ETI’s tritium waterspout and youngest black hole observed

Welcome! "Alien Life" tracks the latest discoveries and thoughts in the various elements of the famous Drake Equation. Here's today's news:
g Stars - A cosmic explosion seen 31 years ago may have been the birth cry of the youngest black hole ever observed, which could help researchers understand how black holes are born and evolve. See article.
g Intelligence - Australia's first people viewed comets as portents of doom, a new study of Aboriginal astronomy has found. See article.
g Message - Advanced extraterrestrial civilizations which make extensive use of the fusion fuel resources of their local star and planetary system have numerous potentially observable characteristics. A circumstellar nuclear fuel molecular effusion cloud, the principal observable, rapidly dissociates and neutralizes to the atomic ground state, permitting the detection of hydrogen and tritium hyperfine transition radio lines at 1420 MHz and 1516 MHz, respectively.

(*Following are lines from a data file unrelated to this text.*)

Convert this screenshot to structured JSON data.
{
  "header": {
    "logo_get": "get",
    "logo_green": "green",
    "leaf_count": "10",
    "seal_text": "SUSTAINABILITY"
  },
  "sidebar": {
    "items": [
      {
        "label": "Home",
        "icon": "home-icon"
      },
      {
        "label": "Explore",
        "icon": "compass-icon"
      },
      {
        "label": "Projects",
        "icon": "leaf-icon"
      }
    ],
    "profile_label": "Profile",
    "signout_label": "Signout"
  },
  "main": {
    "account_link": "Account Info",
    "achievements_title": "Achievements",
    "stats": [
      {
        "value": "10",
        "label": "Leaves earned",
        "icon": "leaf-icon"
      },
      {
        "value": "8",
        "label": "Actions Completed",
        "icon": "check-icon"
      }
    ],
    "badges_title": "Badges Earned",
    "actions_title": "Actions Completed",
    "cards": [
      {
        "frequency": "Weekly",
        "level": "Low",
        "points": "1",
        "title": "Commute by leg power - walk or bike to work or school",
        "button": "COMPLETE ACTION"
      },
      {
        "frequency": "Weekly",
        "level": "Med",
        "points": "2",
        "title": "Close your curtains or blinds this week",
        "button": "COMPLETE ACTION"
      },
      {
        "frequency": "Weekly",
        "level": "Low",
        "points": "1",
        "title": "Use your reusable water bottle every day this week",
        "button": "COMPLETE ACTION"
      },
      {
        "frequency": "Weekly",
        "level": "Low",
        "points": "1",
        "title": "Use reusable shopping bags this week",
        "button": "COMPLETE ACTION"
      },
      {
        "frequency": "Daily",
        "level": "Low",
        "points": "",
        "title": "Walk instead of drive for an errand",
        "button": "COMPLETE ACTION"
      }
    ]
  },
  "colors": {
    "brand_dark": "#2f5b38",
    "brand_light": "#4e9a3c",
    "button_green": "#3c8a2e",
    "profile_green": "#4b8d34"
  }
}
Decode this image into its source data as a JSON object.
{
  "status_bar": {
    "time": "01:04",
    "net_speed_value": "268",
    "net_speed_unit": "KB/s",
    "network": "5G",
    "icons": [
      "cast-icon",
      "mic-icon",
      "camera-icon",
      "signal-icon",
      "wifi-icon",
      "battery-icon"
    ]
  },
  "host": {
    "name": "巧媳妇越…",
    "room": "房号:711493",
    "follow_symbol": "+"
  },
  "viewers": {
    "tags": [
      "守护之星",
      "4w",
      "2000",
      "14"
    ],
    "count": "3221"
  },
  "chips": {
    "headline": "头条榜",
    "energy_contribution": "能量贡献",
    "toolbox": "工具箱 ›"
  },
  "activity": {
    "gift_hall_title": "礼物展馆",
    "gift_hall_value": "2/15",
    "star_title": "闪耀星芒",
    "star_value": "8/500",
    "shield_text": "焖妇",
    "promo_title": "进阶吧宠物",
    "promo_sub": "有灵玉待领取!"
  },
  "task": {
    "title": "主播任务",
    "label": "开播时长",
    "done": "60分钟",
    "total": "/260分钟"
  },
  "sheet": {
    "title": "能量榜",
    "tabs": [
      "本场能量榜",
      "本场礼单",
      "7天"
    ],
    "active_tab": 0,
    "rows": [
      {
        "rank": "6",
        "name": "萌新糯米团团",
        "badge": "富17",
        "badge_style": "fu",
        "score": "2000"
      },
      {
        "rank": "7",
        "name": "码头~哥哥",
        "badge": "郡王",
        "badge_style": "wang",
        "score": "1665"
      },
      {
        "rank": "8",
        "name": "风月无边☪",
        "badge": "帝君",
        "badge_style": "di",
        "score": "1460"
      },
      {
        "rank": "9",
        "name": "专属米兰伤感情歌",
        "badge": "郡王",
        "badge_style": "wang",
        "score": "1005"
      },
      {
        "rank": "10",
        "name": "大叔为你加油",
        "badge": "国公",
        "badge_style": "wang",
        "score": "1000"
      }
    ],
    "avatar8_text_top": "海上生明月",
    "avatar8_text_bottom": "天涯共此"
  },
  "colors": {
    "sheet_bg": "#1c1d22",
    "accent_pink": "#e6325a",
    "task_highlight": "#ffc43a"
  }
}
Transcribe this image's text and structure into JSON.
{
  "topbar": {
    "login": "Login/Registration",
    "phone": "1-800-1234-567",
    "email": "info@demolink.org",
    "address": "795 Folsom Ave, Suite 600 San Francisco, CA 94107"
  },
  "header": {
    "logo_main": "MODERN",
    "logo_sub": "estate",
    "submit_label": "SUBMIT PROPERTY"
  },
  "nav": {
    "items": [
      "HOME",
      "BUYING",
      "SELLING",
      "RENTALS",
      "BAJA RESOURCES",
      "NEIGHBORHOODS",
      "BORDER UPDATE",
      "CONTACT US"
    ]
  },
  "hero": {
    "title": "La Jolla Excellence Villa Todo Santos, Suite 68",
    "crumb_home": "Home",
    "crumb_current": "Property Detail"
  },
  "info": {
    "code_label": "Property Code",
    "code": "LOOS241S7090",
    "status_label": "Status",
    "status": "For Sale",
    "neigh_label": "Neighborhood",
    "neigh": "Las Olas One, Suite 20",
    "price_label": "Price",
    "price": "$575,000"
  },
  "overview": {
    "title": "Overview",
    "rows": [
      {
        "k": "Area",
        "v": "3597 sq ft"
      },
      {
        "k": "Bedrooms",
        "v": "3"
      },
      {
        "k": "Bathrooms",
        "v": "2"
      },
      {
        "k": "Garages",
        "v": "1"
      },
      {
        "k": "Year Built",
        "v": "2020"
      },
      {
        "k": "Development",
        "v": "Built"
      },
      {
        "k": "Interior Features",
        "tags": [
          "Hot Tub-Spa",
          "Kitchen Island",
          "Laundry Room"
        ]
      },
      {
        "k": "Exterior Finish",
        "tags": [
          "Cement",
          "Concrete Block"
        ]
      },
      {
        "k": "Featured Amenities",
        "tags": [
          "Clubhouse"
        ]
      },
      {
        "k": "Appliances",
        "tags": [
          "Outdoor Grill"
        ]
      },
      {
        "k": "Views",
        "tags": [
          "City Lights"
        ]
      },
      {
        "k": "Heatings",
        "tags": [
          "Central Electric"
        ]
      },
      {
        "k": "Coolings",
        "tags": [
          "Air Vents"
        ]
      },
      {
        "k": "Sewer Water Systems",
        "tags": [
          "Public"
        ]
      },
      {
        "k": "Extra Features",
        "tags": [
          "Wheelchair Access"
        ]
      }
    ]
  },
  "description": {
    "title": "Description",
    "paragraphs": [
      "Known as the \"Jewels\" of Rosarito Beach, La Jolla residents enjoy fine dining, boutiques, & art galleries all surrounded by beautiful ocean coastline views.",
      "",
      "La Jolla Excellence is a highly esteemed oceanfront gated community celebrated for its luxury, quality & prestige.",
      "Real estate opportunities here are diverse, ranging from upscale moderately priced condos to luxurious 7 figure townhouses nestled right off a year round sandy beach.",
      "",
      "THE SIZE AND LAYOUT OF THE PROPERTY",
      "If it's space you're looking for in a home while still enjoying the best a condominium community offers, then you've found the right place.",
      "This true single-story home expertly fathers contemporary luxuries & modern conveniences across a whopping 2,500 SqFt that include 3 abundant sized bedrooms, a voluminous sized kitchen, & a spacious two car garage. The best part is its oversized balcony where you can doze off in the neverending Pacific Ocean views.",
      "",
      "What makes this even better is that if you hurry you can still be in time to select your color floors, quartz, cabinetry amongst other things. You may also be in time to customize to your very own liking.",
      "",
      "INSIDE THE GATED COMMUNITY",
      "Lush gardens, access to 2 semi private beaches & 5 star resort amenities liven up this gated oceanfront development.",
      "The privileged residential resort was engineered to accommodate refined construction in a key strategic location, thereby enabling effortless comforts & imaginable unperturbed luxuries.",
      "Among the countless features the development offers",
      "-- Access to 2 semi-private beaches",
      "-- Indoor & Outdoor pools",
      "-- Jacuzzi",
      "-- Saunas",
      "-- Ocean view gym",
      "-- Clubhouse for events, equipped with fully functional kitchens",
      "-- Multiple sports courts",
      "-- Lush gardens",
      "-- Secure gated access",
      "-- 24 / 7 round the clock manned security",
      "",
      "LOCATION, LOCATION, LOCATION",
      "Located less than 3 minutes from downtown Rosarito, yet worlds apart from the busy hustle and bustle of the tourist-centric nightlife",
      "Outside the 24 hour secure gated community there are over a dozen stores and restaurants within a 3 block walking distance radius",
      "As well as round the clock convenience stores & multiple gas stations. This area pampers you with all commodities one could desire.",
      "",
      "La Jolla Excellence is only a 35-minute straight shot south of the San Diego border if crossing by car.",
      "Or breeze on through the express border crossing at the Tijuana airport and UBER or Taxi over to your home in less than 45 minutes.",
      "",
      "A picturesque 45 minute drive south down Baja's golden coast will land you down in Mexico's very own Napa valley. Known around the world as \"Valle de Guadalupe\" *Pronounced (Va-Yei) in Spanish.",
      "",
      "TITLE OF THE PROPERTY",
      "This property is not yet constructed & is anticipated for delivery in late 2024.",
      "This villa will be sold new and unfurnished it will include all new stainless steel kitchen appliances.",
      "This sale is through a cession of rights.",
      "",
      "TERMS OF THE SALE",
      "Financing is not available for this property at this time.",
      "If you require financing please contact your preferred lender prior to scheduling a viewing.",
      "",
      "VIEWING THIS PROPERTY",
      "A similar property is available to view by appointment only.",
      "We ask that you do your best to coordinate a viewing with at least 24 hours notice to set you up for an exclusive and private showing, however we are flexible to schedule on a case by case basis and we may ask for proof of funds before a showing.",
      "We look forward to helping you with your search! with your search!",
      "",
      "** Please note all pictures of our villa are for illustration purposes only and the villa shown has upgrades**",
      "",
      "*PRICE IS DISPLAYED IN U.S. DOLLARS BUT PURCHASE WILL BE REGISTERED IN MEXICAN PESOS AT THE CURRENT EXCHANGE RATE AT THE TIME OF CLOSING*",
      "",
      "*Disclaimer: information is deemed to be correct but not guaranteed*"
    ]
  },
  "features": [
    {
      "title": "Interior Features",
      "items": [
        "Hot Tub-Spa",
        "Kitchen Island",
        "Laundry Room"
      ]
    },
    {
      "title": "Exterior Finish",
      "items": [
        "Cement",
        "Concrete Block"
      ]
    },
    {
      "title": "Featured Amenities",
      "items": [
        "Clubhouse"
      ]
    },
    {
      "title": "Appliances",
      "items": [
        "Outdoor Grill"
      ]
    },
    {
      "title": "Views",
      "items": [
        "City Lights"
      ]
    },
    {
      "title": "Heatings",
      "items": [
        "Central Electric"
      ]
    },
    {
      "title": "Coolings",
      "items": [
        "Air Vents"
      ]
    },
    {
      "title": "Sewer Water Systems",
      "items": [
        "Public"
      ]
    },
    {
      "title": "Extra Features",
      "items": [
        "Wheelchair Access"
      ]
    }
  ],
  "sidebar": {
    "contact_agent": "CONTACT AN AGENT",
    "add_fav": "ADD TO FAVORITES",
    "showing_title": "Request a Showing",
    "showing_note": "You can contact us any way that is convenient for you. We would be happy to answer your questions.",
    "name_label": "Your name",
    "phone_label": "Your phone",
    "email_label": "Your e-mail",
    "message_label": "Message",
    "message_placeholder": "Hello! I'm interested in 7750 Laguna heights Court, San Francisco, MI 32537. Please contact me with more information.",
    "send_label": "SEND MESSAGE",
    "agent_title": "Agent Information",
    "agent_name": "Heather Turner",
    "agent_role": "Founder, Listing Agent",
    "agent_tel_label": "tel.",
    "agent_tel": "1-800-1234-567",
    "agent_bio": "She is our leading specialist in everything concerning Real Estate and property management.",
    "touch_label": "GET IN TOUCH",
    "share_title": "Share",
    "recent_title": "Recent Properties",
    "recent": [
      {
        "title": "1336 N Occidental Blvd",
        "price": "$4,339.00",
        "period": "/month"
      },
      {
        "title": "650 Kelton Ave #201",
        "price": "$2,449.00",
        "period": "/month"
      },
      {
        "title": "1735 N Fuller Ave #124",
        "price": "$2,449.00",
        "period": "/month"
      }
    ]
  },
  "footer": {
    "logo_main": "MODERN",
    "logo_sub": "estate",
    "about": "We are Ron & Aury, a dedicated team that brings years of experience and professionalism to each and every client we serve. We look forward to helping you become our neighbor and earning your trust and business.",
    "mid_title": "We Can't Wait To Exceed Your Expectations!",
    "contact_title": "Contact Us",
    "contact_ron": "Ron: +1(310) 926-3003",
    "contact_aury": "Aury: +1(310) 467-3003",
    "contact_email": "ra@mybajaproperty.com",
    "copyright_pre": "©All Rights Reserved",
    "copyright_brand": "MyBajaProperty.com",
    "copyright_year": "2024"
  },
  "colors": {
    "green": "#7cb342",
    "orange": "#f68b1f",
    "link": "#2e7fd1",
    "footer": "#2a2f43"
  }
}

The negligible natural abundance of neutral atomic ground-state tritium suggests that its hyperfine line, the "tritium waterspout" centered in the radio SETI "waterhole" band, is ideal for interstellar communication and future SETI searches. Other possible observables of advanced civilizations include redshifted neutrino point sources, an artificial radio spectrum, anomalous blackbody radiation, fission waste absorption lines, Doppler and stellar spectral anomalies, and extraordinary magnetic fields. See article. This article is from 1985.